Slashdot Mirror

← Back to Stories (view on slashdot.org)

OS X Security Update: Apache, SSL and SSH

Posted by jamie on from the sounds-like-a-good-idea dept.

payote writes "Security Update July 2002 includes the updated components, Apache v1.3.26, mod_ssl v2.8.9 and OpenSSH v3.4p1, which provide increased security to prevent unauthorized access to applications, servers, and the operating system." It's not in my Software Update window, because I'm still on 10.1.4 (having heard rumors that RtCW doesn't work on 10.1.5). But it is indeed out, and any Mac OS X machine whose webserver or ssh server is open to an untrusted network needs to upgrade.

9 of 216 comments (clear)

  1. Quick and easy by znu · · Score: 4, Insightful

    Two minute install, no reboot required. Nice.

    --
    This space unintentionally left unblank.
  2. Re:FYI, no reboot needed by uncleFester · · Score: 5, Insightful

    Upgrading Apache and OpenSSH (and most other apps, even daemons/services) doesn't even require a reboot on Win2000/XP. Welcome to the future!

    No, welcome to the past. Updating ANY daemon, service or software not directly related to the kernel or core libraries does not require reboot. Where the hell have you been?

    It's quite sad when the words 'update' or 'patch' are considered synonymous with 'reboot.'

    --
    -'fester
  3. What is going on? by jonnythan · · Score: 4, Insightful

    Wow, when Microsoft issues security update they are lambasted for putting out an insecure operating system.

    Apple releases massive security update and they are lauded for their focus on protecting their users.

    Red Hat releases security updates and no one mentions them at all.

  4. Re:Let's hope Apple gets quicker.... by BWJones · · Score: 5, Insightful

    I am happy to see that Apple is doing the right thing. I just hope their next update comes a little bit quicker after a vulnerability is announced.

    Jeez, cut them a break man. I just heard of this vulnerability a couple of days ago myself, and was surprised to see an update to remedy this issue so quickly. Because of their commitment to quality in their products, I am sure Apple wanted to QA this thing first before releasing something buggy on their customers.
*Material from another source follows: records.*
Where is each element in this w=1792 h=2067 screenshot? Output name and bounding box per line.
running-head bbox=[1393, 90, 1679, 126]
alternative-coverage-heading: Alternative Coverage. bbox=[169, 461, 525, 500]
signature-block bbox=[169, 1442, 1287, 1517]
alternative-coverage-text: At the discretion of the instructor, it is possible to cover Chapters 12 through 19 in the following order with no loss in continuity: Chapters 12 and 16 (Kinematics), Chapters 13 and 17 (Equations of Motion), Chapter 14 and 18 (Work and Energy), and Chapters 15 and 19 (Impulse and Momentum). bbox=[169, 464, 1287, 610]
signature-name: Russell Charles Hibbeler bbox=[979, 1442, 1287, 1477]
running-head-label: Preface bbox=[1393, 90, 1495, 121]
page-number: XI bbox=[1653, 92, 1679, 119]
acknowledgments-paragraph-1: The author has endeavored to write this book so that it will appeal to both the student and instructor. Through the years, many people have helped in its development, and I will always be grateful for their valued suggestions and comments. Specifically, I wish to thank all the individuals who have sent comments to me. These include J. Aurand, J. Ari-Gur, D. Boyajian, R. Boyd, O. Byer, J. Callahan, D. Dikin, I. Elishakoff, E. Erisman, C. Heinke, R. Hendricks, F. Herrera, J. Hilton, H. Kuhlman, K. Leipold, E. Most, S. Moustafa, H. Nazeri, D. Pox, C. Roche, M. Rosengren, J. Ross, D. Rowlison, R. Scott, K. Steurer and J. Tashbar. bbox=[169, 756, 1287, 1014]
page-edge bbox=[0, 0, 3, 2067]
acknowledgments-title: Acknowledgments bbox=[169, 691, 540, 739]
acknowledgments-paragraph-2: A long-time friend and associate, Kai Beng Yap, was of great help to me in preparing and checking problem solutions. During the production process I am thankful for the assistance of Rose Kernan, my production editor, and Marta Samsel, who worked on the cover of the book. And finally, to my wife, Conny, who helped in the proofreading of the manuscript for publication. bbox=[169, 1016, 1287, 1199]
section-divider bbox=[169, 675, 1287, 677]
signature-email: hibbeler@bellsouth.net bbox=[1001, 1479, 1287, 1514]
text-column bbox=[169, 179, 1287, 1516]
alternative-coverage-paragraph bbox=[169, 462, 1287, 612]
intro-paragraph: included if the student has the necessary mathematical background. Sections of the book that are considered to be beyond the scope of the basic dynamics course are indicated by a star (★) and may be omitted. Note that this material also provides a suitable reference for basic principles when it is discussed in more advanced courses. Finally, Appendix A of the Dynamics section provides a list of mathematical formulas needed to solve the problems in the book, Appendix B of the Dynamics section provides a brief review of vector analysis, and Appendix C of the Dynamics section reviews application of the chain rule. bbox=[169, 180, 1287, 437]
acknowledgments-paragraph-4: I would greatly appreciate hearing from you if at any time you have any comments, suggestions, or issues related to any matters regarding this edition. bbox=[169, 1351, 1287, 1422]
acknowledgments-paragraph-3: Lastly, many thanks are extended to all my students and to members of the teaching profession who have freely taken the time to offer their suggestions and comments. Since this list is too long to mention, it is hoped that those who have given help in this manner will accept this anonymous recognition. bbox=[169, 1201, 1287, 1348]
    You have to admit that Apple has been FAR more responsive to their customers with a variety of issues than has M$ and even a bunch of Linux distros.

    --
    Visit Jonesblog and say hello.
  5. Re:Problem seen - addressed by Anonymous Coward · · Score: 5, Insightful
    I totally agree. They took their sweet time with this one.


    YEAH! Those boneheads prolly wasted time testing and crap like that.

  6. Re:Good to see... by Aqua+OS+X · · Score: 4, Insightful

    Ehh, even if OS X is a *nix OS, most malicious little trolls are still quite unfamiliar with MacOS, and that means that Apple doesn't have to rush these minor updates out the door as soon as they are developed.

    It makes more sense for Apple to simply release packages consisting of multiple minor security updates every three to six months. Most mac users would rather not have Software Update launch and pester them every week.

    --
    "Things are more moderner than before- bigger, and yet smaller- it's computers-- San Dimas High School football RULES!"
  7. Re:Do Apple's make good webservers? by GutBomb · · Score: 5, Insightful

    typically the reason apache is enabled on many macos machines is for web development. up until now, it was a bit difficult to get ssi and php and other server side stuff working while developing on a mac. now that apache and osx can work together, the combination is used much more often.

  8. Re:Good to see... by tdelaney · · Score: 4, Insightful

    1. The patch needed to become available.

    2. Apple needed to test the patch.

    3. Apple needed to build the updater.

    Those who were willing to have been able to apply the patches to their machines for a week. How many machines running OpenSSH and Apache have been patched (no, not just OS X - all machines that run those)?

    Apple has made its update available and easily installable. Within 1-2 weeks, over 80% of MacOS X systems are likely to be patched. Somehow I doubt that any other OS will be able to claim those numbers within a month of the bugs being found.

    Of course, the majority of those systems aren't *running* Apache and OpenSSH, but other people have pointed that out.

  9. Re:Do Apple's make good webservers? by bsartist · · Score: 4, Insightful

    Then the 10.1.4 update broke PHP...

    ...because you chose to install your custom Apache in the same location as the stock version that Apple maintains. Apple didn't force you to install it there - you made that choice. The update may have broken your PHP install, but that's only because you put a big sign on it that said "break me."

    If you walk out into traffic, you'll get run over. If you hit yourself on the head with a hammer, you'll get a concussion. If you install Apache over top of the copy that Apple provides, then when (not if) they update their install, yours will be overwritten. In each case, the answer is simple: don't fscking do that!

    Good lord people, think! This isn't rocket science. It's simple. If you ask for problems, you'll get them.

    --
    Lost: Sig, white with black letters. No collar. Reward if found!